- Born: 21 June 1886 Oxted, Surrey, England
- Died: 28 June 1975 (aged 89) Burgess Hill, West Sussex, England
- Military career
- Allegiance: United Kingdom
- Branch: Royal Navy
- Rank: Commander
- Other work: Radio presenter

= William Ibbett =

English submariner and BBC Radio broadcaster (1886–1975)

Commander William Ibbett (21 June 1886 - 28 June 1975) was an English submariner, and later a BBC Radio broadcaster.

== Life ==
Ibbett was born in 1886 at Oxted, Surrey, England.
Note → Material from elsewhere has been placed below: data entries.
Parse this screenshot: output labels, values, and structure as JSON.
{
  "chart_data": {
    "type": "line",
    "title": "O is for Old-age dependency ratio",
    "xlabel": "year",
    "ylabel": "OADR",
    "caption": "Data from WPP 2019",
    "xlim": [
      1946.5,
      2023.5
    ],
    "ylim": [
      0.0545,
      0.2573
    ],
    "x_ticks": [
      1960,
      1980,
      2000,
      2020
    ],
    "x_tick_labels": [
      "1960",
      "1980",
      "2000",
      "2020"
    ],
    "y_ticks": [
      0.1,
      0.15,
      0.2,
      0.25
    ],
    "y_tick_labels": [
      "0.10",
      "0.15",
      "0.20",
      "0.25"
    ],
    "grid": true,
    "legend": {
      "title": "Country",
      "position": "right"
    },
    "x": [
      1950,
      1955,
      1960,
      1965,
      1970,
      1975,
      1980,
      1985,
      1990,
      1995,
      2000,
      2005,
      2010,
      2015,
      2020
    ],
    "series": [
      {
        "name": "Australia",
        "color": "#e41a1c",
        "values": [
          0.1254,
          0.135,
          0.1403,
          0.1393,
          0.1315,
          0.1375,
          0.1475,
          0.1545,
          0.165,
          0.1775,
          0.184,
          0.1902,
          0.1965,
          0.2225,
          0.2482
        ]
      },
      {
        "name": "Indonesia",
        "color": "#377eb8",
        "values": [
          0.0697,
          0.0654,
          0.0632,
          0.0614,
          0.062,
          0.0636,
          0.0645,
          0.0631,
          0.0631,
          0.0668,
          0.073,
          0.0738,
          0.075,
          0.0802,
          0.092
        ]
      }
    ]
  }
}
After growing up in Wiltshire, he joined the Royal Navy, serving during the First World War, including an attachment to the Russian submarine service, during which the October Revolution occurred, and until 1922, then re-enlisting in the Second World War. Between the wars, his various jobs included tea-planting in Ceylon and work on a whaling ship in the Antarctic.

He appeared in the BBC in the 1930s, and, during the 1950s, appeared regularly on the BBC radio programme Woman's Hour, reminiscing about his career. He was also featured on a 1969 BBC record, Voices From Woman's Hour Past And Present. His radio work was credited simply as "Commander Ibbett".

He appeared as a castaway on the BBC Radio programme Desert Island Discs on 21 October 1957.

He died in June 1975 at the age of 89 in Burgess Hill, West Sussex.